Randomness of hash and a few other Q

[NeoCortX]

I read something like the following, and I'm wondering if it's correct:

When mining, the hash is not known beforehand, but some kind of product is known. I think the product is the number of 0's before the rest of the hash string. So for example this hash:
http://blockchain.info/block/000000000000039ce32a9b18b1c676f14658ee02ae15dd5791f8604ae2d31968
will only be valid when it has 13 0's before the rest of the string.
This means that except from all the 0's in the beginning, there is no known method for predicting the content of the rest of the string before it's been generated.

Thanks for any feedback.

By the way, what is the function of the Merkle Root?

And another: It seems that going from 13 to 14 0's in the beginning of the hash is a quite large adjustment; about 8%. How can the network adjust difficulty just a few percent up and down?

Thanks again.

[1715120681]

1715120681

[grau]

It is not the number of 0 that is set as target but a number that the result must be less than. This allows lower granularity of adjustment.

The merkle root is simplified a checksum of the block content that is included into the data the hash has to be found upon, therefore it serves as a proxy for the block content. it has other neat properties too, but this should answer your question.

[DeathAndTaxes]

As grau pointed out it isn't the number of zeros that matter but the exact target.

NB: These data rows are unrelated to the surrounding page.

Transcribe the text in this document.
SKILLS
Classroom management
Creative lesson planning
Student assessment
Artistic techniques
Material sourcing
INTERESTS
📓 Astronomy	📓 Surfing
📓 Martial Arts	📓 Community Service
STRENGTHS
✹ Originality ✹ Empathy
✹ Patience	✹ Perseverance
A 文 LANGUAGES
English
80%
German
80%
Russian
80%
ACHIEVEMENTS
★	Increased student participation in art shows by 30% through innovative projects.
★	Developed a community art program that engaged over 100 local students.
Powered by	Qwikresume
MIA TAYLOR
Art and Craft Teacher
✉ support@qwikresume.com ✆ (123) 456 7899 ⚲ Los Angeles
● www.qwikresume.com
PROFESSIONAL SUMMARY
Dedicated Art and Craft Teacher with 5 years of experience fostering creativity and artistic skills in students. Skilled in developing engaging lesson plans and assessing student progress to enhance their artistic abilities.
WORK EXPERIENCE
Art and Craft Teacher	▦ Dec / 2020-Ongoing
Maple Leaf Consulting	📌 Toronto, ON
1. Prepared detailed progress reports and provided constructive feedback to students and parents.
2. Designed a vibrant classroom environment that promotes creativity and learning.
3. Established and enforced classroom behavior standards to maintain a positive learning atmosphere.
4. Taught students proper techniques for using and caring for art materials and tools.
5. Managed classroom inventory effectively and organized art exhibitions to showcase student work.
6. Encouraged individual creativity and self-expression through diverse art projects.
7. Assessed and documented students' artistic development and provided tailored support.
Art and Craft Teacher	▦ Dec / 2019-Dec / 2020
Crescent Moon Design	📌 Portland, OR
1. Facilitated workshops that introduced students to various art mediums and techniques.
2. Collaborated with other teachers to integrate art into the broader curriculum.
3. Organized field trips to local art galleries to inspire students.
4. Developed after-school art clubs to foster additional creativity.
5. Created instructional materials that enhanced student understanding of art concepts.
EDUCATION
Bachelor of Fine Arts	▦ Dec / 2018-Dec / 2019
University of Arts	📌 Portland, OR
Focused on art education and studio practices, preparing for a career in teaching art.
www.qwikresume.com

For any difficulty the target value can be computed.  They have an inverse relationship.  As difficulty rises the target gets smaller (lower %of hashes will be below the target hence it is "harder" to find a valid hash).

Right now.

The current difficulty is 3370181.7992778
The current target is 00000000000004FA620000000000000000000000000000000000000000000000

So for example a hash beginning with 00000000000005 would be invalid as would a hash beginning with 00000000000004FA63 however a hash beginning with 00000000000003 would be valid despite all three hashes having the same number of zeros.

You example hash is valid because it is smaller than the target

Code:

000000000000039ce32a9b18b1c676f14658ee02ae15dd5791f8604ae2d31968 <- block hash
00000000000004FA620000000000000000000000000000000000000000000000 <- target (for difficulty 3370181.7992778)

The target for difficulty 1 is:

Code:

00000000FFFF0000000000000000000000000000000000000000000000000000

The smallest hash is:

Code:

0000000000000000000000000000000000000000000000000000000000000000

The largest hash is:

Code:

FFFFFFFFFFFFFFFFFFFFFFFFFFFFFFFFFFFFFFFFFFFFFFFFFFFFFFFFFFFFFFFF

Relationship between difficulty, number of hashes to solve a block, and the target.
You will notice in the range of 0000... to FFFF .... roughly 1 in 2^32 hashes will be below the difficulty 1 target.  It requires roughly 2^32 hashes to find one which is valid at difficulty 1.   Current difficulty is 3370181.7992778 the current target is 3,370,181x smaller than the difficulty 1 target.  On average it will require (2^32) * (3370181.7992778) hashes to find one smaller than the current target.

[NeoCortX]

Thanks, that's really clear and good answers.